Teodora Cardoso:  Para nunca funcionar tem também que haver alguma coisa na lei que não está bem. Necessidade de o orçamento aderir e incorporar de facto a óptica plurianual. O orçamento tem que ser elaborado numa base patrimonial e não numa base de caixa, e para isso tem que haver contas patrimoniais, o que não existe hoje em dia. Este é um problema que terá de ser resolvido se se quiser passar a cumprir a lei. Para se saber quais as implicações em todos os dados quando se assume um compromisso de despesa. E também se verifica o mesmo quanto a direitos (como pensões e saúde), há que saber o impacto orçamental presente e futuro. Adequação do principio do saldo estrutural para estabilidade orçamental foi criticada, mas tem algumas vantagens, por exemplo, considerar o equilíbrio ao longo do ciclo económico (e torna-se um número menos bem definido por trabalhar com previsões). Os países podem assumir mais instrumentos para cumprirem as regras de equilíbrio orçamental. Há que completar a legislação europeia em termos nacionais, e não há esse esforço em Portugal. A legislação europeia tem regras muito gerais, que depois têm de ser adaptadas em detalhe em cada país. Há empresas públicas que mais cedo ou mais tarde vão aparecer no défice orçamental, e que excluímos porque a definição do Eurostat (ainda) não as inclui.

 

Discussão: Orçamentos com base em compromissos é diferente de orçamentos patrimoniais. Olhar para os parceiros europeus e ver o que funcionou. O caso sueco é um bom exemplo em que os procedimentos orçamentais funcionaram bem.
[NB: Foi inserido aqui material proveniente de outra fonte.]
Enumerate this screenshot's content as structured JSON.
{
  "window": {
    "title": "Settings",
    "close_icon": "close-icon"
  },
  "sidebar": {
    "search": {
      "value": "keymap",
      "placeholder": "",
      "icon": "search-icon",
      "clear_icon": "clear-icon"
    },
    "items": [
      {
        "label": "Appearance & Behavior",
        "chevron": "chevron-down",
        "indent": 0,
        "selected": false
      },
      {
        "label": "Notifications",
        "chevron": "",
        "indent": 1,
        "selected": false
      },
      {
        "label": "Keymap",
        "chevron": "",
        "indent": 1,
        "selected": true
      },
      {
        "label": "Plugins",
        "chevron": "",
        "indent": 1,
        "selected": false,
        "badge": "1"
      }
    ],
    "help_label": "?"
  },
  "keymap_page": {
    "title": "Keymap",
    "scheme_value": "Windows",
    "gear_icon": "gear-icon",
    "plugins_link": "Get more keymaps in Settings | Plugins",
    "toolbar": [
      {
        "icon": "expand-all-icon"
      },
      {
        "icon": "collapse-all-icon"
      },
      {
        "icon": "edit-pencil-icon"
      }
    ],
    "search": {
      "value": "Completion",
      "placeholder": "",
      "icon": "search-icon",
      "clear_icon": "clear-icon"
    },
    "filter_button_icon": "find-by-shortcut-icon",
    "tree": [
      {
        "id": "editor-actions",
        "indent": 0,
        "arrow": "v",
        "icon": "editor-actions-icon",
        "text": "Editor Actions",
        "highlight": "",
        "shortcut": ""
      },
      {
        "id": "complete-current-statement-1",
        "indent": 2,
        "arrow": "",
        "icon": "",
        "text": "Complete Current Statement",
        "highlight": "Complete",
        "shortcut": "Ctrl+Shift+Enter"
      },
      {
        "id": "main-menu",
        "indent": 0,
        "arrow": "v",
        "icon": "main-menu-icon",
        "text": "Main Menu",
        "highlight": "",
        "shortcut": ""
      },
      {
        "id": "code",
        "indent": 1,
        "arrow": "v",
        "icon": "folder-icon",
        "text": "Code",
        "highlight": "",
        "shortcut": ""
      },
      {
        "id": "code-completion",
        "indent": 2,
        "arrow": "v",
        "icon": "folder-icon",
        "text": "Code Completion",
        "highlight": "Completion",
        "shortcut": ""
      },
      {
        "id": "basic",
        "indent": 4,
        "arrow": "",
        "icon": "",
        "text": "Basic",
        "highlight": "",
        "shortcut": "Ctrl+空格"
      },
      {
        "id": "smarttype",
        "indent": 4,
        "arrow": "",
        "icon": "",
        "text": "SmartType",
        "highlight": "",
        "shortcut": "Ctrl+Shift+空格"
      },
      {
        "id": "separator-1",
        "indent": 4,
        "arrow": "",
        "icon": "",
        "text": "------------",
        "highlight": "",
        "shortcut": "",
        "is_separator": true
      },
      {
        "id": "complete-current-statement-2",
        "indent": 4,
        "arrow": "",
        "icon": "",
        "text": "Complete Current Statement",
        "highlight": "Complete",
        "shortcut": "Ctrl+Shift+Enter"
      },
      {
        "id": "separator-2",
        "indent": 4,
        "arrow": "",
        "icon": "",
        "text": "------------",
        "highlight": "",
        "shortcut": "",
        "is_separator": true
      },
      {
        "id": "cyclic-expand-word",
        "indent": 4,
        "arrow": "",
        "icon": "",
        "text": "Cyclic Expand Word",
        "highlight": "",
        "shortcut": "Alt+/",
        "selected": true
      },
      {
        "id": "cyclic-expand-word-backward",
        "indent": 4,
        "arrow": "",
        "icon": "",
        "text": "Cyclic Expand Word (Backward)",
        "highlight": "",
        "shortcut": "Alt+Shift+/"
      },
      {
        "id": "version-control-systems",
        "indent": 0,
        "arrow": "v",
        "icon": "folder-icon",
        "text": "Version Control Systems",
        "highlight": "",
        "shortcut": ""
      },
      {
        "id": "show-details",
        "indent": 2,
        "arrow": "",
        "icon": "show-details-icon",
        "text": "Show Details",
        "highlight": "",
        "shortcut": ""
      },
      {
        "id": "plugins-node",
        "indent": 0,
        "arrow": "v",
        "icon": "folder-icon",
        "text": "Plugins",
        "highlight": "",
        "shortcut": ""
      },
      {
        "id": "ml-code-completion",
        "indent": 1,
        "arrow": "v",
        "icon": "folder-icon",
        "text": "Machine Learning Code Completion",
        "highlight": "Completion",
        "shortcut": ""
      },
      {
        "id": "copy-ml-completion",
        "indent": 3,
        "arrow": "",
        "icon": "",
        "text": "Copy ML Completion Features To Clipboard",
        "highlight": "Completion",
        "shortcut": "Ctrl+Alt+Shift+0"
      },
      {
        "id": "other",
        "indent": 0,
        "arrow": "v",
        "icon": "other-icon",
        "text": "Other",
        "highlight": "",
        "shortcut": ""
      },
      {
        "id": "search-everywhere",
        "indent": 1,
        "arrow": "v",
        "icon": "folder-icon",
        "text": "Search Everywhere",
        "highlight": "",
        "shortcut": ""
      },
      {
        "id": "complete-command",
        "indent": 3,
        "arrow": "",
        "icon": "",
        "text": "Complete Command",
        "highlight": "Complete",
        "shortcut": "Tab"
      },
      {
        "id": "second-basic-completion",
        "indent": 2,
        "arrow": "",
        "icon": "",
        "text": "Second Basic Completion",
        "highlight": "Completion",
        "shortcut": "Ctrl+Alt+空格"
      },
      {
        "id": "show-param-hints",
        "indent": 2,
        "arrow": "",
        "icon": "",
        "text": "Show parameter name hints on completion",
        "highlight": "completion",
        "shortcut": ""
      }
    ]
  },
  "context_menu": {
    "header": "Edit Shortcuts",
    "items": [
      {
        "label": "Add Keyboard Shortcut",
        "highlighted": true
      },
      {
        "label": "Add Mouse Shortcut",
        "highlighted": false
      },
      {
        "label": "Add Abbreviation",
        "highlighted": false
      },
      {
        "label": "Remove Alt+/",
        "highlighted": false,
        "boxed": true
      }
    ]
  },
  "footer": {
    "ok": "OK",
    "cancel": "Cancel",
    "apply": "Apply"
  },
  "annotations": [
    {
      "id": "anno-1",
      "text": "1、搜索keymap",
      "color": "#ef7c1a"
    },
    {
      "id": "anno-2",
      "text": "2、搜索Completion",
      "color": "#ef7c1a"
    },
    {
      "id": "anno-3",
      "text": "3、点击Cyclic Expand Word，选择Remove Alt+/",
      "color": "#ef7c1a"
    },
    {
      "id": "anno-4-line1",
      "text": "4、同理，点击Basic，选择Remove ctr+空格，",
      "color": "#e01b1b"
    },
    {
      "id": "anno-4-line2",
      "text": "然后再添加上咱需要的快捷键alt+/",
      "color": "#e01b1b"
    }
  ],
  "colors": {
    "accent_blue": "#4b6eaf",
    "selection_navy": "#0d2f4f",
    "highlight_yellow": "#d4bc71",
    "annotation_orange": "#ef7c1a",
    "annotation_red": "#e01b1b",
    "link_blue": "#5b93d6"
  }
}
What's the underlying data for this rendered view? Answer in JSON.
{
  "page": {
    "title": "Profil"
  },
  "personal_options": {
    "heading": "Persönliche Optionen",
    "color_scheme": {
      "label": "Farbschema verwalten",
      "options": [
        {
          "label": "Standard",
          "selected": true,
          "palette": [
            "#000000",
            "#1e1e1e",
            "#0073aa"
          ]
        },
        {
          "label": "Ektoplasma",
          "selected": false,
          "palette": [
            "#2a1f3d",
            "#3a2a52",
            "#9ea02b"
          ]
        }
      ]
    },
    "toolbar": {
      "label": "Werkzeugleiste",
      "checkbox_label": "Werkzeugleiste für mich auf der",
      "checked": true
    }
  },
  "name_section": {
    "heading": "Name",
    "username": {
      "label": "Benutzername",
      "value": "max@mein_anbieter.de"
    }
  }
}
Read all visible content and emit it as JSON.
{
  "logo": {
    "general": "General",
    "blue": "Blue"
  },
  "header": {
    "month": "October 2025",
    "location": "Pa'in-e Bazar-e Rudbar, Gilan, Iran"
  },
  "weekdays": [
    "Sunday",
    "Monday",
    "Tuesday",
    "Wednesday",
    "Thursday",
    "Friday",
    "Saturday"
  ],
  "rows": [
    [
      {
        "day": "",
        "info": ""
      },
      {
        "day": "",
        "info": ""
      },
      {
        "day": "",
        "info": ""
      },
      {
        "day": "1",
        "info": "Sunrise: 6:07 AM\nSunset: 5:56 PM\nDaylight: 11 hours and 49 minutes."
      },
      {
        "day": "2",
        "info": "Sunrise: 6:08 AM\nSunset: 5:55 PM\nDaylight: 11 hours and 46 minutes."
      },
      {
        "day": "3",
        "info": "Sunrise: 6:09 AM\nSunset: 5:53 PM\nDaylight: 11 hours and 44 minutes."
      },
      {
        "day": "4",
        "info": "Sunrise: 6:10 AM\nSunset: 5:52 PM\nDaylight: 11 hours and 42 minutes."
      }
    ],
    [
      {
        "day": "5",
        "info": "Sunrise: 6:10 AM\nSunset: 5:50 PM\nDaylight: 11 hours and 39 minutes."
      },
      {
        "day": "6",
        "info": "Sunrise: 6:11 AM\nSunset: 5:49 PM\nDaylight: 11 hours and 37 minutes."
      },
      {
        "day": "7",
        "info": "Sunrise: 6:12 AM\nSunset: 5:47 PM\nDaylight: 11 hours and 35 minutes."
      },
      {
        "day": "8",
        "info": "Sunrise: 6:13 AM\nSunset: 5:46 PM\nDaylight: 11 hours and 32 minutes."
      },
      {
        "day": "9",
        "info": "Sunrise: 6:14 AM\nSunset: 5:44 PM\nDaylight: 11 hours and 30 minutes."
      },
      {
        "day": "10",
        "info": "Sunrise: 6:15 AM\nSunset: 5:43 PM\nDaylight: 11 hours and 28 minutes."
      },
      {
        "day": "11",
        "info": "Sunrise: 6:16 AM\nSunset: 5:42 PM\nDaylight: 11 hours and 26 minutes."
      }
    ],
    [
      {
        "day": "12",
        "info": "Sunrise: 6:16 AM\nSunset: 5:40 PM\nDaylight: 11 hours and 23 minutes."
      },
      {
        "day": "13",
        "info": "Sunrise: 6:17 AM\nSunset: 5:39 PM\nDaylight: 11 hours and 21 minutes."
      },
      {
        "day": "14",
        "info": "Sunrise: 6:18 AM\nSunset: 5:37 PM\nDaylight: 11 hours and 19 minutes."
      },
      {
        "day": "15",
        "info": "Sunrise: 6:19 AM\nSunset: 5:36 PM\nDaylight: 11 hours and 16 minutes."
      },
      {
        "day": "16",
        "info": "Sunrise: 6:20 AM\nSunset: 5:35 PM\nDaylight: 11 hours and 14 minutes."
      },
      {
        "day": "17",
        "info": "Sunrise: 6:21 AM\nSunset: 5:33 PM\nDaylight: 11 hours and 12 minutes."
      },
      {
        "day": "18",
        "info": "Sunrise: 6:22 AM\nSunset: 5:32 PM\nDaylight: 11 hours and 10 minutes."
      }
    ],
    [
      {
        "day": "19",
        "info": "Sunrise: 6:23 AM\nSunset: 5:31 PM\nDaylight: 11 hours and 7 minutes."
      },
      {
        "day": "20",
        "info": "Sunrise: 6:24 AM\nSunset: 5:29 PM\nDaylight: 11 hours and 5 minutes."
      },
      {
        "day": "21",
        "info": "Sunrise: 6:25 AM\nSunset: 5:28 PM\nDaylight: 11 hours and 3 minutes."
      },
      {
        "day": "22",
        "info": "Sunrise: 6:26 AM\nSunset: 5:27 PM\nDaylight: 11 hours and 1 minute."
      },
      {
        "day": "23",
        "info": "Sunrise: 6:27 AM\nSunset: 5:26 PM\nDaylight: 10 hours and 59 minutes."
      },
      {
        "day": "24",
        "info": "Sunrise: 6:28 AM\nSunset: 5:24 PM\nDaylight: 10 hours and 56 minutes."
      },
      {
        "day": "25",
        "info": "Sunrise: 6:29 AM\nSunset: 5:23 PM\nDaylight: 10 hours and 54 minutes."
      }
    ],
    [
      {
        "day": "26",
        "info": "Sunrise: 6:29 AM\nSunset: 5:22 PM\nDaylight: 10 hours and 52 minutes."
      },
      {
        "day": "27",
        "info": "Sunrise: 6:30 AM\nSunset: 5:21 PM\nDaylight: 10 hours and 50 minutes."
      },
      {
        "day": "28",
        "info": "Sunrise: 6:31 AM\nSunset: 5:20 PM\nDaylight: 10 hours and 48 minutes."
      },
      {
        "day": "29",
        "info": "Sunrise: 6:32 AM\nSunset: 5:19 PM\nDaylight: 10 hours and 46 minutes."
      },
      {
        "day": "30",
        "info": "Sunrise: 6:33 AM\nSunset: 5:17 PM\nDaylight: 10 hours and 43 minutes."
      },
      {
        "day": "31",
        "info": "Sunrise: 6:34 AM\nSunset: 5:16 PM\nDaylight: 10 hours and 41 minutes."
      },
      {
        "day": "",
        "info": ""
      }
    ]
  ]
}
Não têm um orçamento patrimonial. Temos que perceber o que está no orçamento, e orçamento patrimonial não dá isso. Neste caso, a criatividade não é bem vinda, não temos necessidade e não devemos ser criativos. Referência ao caso austríaco. Terminaram em 2011 uma alteração do processo orçamental que começou em 1998, com duas alterações constitucionais. Construiram um consenso sobre a reforma dos procedimentos orçamentais. Não se está a falar de opções políticas e sim de procedimentos. Suécia define tectos nominais de despesa a três anos. Norberto Rosa retoma o argumento de não ser preciso inovar demasiado. POCP foi bem feito e teve um problema à nascença, ter três meses para ser aplicado, de setembro até final do ano, não era possível. Transparência da decisão – governos assumem encargos plurianuais mas a assembleia da república não se pronuncia. Serviços partilhados para o governo na contabilidade, não é preciso ter ministério a ministério. Conta patrimonial previsional faz todo o sentido. Autorizações é que não faz sentido. Estas mudanças demoram muito tempo e não é por incompetência das pessoas.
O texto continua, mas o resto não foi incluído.